Among the many serendipitous aspects of the Osama bin Laden operation is that the founder of Al Qaeda was true to his boast not to be taken alive. He apparently offered resistance to SEAL Team Six and wound up with a bullet—or perhaps multiple bullets—in the head.

Imagine if he had been taken alive. What a circus would have ensued.  Where would he have been held? What techniques would have permitted for his interrogation? How would he have been tried? Those questions would have consumed public debate for months.

President Obama has backtracked on his intent to close the Guantanamo detention center and to end the military tribunals for captured terrorists. Both are still in operation, with Attorney General Eric Holder announcing recently that Khalid Sheik Muhammed and other 9/11 conspirators would face a military tribunal, not a civilian court.
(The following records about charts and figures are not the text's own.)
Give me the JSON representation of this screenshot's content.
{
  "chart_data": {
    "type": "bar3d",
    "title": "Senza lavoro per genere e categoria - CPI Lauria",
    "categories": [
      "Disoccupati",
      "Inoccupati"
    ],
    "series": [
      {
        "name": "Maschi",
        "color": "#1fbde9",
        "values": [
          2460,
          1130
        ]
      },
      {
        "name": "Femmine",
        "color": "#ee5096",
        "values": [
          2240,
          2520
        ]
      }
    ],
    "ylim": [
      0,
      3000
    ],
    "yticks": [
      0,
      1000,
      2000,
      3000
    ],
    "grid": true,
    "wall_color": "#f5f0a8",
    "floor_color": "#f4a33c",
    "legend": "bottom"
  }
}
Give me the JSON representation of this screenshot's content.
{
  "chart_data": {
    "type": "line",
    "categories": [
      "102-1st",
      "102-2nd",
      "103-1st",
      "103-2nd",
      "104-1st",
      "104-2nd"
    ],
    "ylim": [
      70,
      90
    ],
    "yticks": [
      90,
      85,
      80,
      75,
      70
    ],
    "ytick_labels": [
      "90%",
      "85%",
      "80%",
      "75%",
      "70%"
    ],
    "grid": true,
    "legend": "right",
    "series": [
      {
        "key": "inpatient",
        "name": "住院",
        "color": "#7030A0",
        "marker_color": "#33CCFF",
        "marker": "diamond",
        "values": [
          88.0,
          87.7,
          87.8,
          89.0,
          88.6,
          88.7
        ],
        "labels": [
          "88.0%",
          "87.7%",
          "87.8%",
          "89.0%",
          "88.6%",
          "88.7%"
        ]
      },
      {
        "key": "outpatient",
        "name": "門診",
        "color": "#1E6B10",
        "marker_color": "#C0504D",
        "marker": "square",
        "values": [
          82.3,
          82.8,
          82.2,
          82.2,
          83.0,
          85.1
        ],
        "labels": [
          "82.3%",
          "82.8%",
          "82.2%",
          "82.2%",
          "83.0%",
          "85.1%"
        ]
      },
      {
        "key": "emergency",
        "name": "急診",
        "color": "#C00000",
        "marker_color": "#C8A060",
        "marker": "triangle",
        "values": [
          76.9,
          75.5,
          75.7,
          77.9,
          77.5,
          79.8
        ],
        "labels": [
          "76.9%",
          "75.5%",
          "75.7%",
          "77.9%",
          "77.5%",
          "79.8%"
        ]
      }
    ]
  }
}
Presumably the same precedent could have been applied to bin Laden but whether tried by a military or civilian court his proceedings would have been the mother of all media circuses. In custody he also would have been a rallying cry for jihadists who undoubtedly would have carried out atrocities to try to blackmail us into releasing him.

His fast death is not all to the good. It does make it impossible to interrogate him, thus depriving us of possibly critical intelligence. But by most accounts bin Laden had become increasingly divorced from daily Al Qaeda operations; his compound did not even have telephone or Internet connections. Moreover his interrogation would surely have reopened the difficult debate over the use of coercive techniques—a debate that may reopen in any case because of news that some of the information which led to his location was obtained in secret CIA facilities using harsh methods.

All things considered, it is just as well that he now rests in a watery unmarked grave.